なぜアップルは中国で愛されるのか
興味深いことに、アップルの中国での成長はすべてハードウェアから来ている。
コンテンツ販売サービス「iTunesストア」を通じた楽曲、ビデオ、書籍、アプリなどのダウンロード販売は皆無に等しい。これは政府とは無関係だ。iTunesのコンテンツについては、アップル自らがチェックする仕組みを除き、検閲は存在しない。
iTunesでの販売が振るわないのは、どちらかといえば、中国人が知的財産に対価を払いたがらない習慣に起因する。
さらに悪いことに、アップルの制約をかわす「脱獄」の方法を紹介しているウェブサイトも多数あり、ユーザーは簡単に別の場所から無料コンテンツをダウンロードできてしまう。

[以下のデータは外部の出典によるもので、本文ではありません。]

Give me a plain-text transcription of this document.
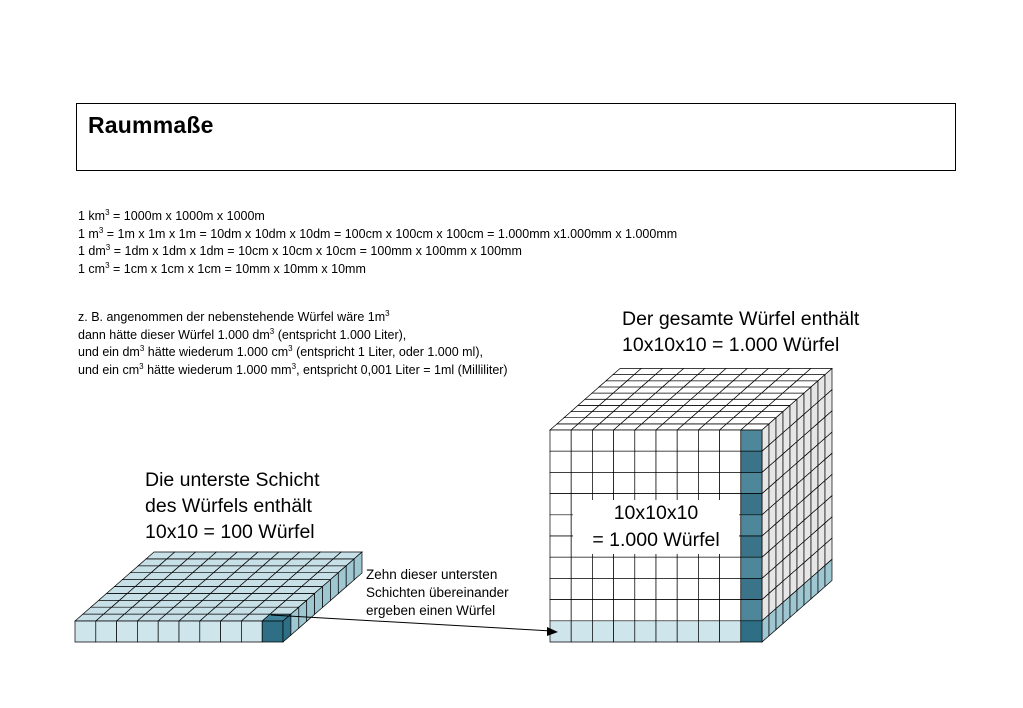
Raummaße
1 $km^3 = 1000m$ x 1000m x 1000m
1 $m^3 = 1m$ x 1m x 1m = 10dm x 10dm x 10dm = 100cm x 100cm x 100cm = 1.000mm x1.000mm x 1.000mm
1 $dm^3 = 1dm$ x 1dm x 1dm = 10cm x 10cm x 10cm = 100mm x 100mm x 100mm
1 $cm^3 = 1cm$ x 1cm x 1cm = 10mm x 10mm x 10mm
z. B. angenommen der nebenstehende Würfel wäre $1m^3$
dann hätte dieser Würfel 1.000 $dm^3$ (entspricht 1.000 Liter),
und ein $dm^3$ hätte wiederum 1.000 $cm^3$ (entspricht 1 Liter, oder 1.000 ml),
und ein $cm^3$ hätte wiederum 1.000 $mm^3$, entspricht 0,001 Liter = 1ml (Milliliter)
Die unterste Schicht
des Würfels enthält
10x10 = 100 Würfel
Der gesamte Würfel enthält
10x10x10 = 1.000 Würfel
Zehn dieser untersten
Schichten übereinander
ergeben einen Würfel
10x10x10
= 1.000 Würfel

アップルが中国市場向けに、価格を抑えたiPhoneの投入を検討するかもしれないとのうわさもある。5000人民元(約7万円)もするiPhoneに手が届かない消費者がまだ何百万人もいることを考えれば、廉価版のiPhoneは理にかなっているように思える。
だが、それはやめておいた方がよさそうだ。
市場シェア拡大のためだけに利益率を犠牲にするのは帳尻が合わない。もし廉価版を出せばアップルの高級イメージは損なわれ、エリートたちの愛着にも陰りが出るだろう。
本稿は、中国の中欧国際工商学院マーケティング学部教授、ジョンウェン・チャン=蒋炯文=氏による特別寄稿です。